Europe’s biggest regional airline calls report ‘Compulsory Reading for decision-makers

Flybe, Europe’s largest regional airline welcomed wholeheartedly the publication of the All Party Parliamentary Group (APPG) for Aviation’s report into its Inquiry into Aviation Policy and Air Passenger Duty (APD). In it, the APPG calls, among other things, for the government to undertake an economic analysis of the impact of APD on the UK economy and to protect UK regional access to any future UK hub airport.

The report recognises, in the very first line of the Executive Summary something that Flybe has been saying for years, that ‘Evidence from experience in other European countries and indications of changing patterns of traffic, particularly from the UK regions, appears to confirm the adverse impacts of imposing APD, particularly at the high rates in the UK’.

Commenting on the report, Andrew Strong, Flybe UK’s Managing Director said:“Having taken evidence from Airports, Airlines, Economists, Businesses and Environmentalists, the All Party Group have perfectly encapsulated the issues facing aviation and prescribed a set of solutions that get right to the heart of what needs to be done. The report is a breath of fresh air and should be compulsory reading for decision-makers in Whitehall, Westminster and beyond.

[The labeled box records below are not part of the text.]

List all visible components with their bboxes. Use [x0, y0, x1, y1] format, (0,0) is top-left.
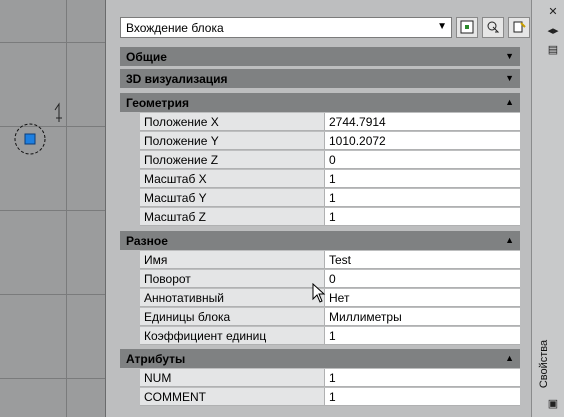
- section-title: Геометрия: [126, 96, 190, 110]
- palette-settings-icon[interactable]: ▣: [546, 398, 560, 410]
- properties-palette: Вхождение блока ▼ Общие ▼ 3D визуализаци…: [105, 0, 531, 417]
- property-label: Положение X: [140, 113, 325, 131]
- chevron-down-icon: ▼: [505, 73, 514, 83]
- block-insert-grip[interactable]: [0, 0, 105, 417]
- section-attributes[interactable]: Атрибуты ▲: [120, 349, 520, 368]
- property-value[interactable]: 1: [325, 208, 520, 226]
- property-value[interactable]: 1: [325, 369, 520, 387]
- property-label: Положение Z: [140, 151, 325, 169]
- property-label: Единицы блока: [140, 308, 325, 326]
- property-label: Масштаб Y: [140, 189, 325, 207]
- object-type-value: Вхождение блока: [126, 21, 224, 35]
- property-row[interactable]: Масштаб X 1: [120, 170, 520, 189]
- toggle-pickadd-icon: [513, 21, 526, 33]
- section-title: Разное: [126, 234, 168, 248]
- property-label: Имя: [140, 251, 325, 269]
- section-misc[interactable]: Разное ▲: [120, 231, 520, 250]
- section-title: 3D визуализация: [126, 72, 228, 86]
- section-title: Общие: [126, 50, 167, 64]
- properties-menu-icon[interactable]: ▤: [546, 44, 560, 56]
- toggle-pickadd-button[interactable]: [508, 17, 530, 38]
- property-label: Масштаб X: [140, 170, 325, 188]
- autohide-icon[interactable]: ◂▸: [546, 25, 560, 37]
- property-value[interactable]: 1010.2072: [325, 132, 520, 150]
- property-value[interactable]: 1: [325, 189, 520, 207]
- mouse-cursor-icon: [312, 283, 326, 303]
- chevron-down-icon: ▼: [437, 21, 447, 32]
- property-row[interactable]: COMMENT 1: [120, 388, 520, 407]
- section-title: Атрибуты: [126, 352, 186, 366]
- property-label: Коэффициент единиц: [140, 327, 325, 345]
- property-label: Аннотативный: [140, 289, 325, 307]
- chevron-down-icon: ▼: [505, 51, 514, 61]
- section-geometry[interactable]: Геометрия ▲: [120, 93, 520, 112]
- property-value[interactable]: 1: [325, 388, 520, 406]
- property-value[interactable]: Test: [325, 251, 520, 269]
- property-value[interactable]: 2744.7914: [325, 113, 520, 131]
- property-label: NUM: [140, 369, 325, 387]
- select-objects-icon: [487, 21, 500, 33]
- drawing-canvas[interactable]: [0, 0, 105, 417]
- property-row[interactable]: Масштаб Z 1: [120, 208, 520, 227]
- property-row[interactable]: Единицы блока Миллиметры: [120, 308, 520, 327]
- chevron-up-icon: ▲: [505, 353, 514, 363]
- property-row[interactable]: Масштаб Y 1: [120, 189, 520, 208]
- property-value[interactable]: Нет: [325, 289, 520, 307]
- property-label: Поворот: [140, 270, 325, 288]
- property-label: Масштаб Z: [140, 208, 325, 226]
- property-row[interactable]: NUM 1: [120, 369, 520, 388]
- property-label: Положение Y: [140, 132, 325, 150]
- property-label: COMMENT: [140, 388, 325, 406]
- property-value[interactable]: 1: [325, 327, 520, 345]
- section-3d-visualization[interactable]: 3D визуализация ▼: [120, 69, 520, 88]
- property-value[interactable]: 0: [325, 151, 520, 169]
- section-general[interactable]: Общие ▼: [120, 47, 520, 66]
- object-type-select[interactable]: Вхождение блока ▼: [120, 17, 452, 38]
- select-objects-button[interactable]: [482, 17, 504, 38]
- chevron-up-icon: ▲: [505, 97, 514, 107]
- property-row[interactable]: Коэффициент единиц 1: [120, 327, 520, 346]
- property-value[interactable]: 1: [325, 170, 520, 188]
- property-value[interactable]: 0: [325, 270, 520, 288]
- property-row[interactable]: Положение Y 1010.2072: [120, 132, 520, 151]
- property-value[interactable]: Миллиметры: [325, 308, 520, 326]
- palette-title: Свойства: [538, 339, 551, 389]
- property-row[interactable]: Положение Z 0: [120, 151, 520, 170]
- quick-select-icon: [460, 20, 474, 34]
- close-icon[interactable]: ✕: [546, 6, 560, 18]
- property-row[interactable]: Имя Test: [120, 251, 520, 270]
- palette-titlebar[interactable]: ✕ ◂▸ ▤ Свойства ▣: [531, 0, 564, 417]
- property-row[interactable]: Положение X 2744.7914: [120, 113, 520, 132]
- quick-select-button[interactable]: [456, 17, 478, 38]
- chevron-up-icon: ▲: [505, 235, 514, 245]
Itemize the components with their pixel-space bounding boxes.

He continued:“Flybe particularly welcomes the call for government to undertake a detailed economic analysis of the true impact of APD. At a time when regional economies in particular need all the help they can get, such a move is crucial starting point. We also applaud their conclusion that, in the development of its Aviation Policy, the needs of regional access to UK hubs are protected. Flybe have served the UK’s regions for three decades and it is heartening to hear a cross-party group like the APG stick up for the millions of passengers who don’t live in London but still need leisure and business access to the rest of the world.’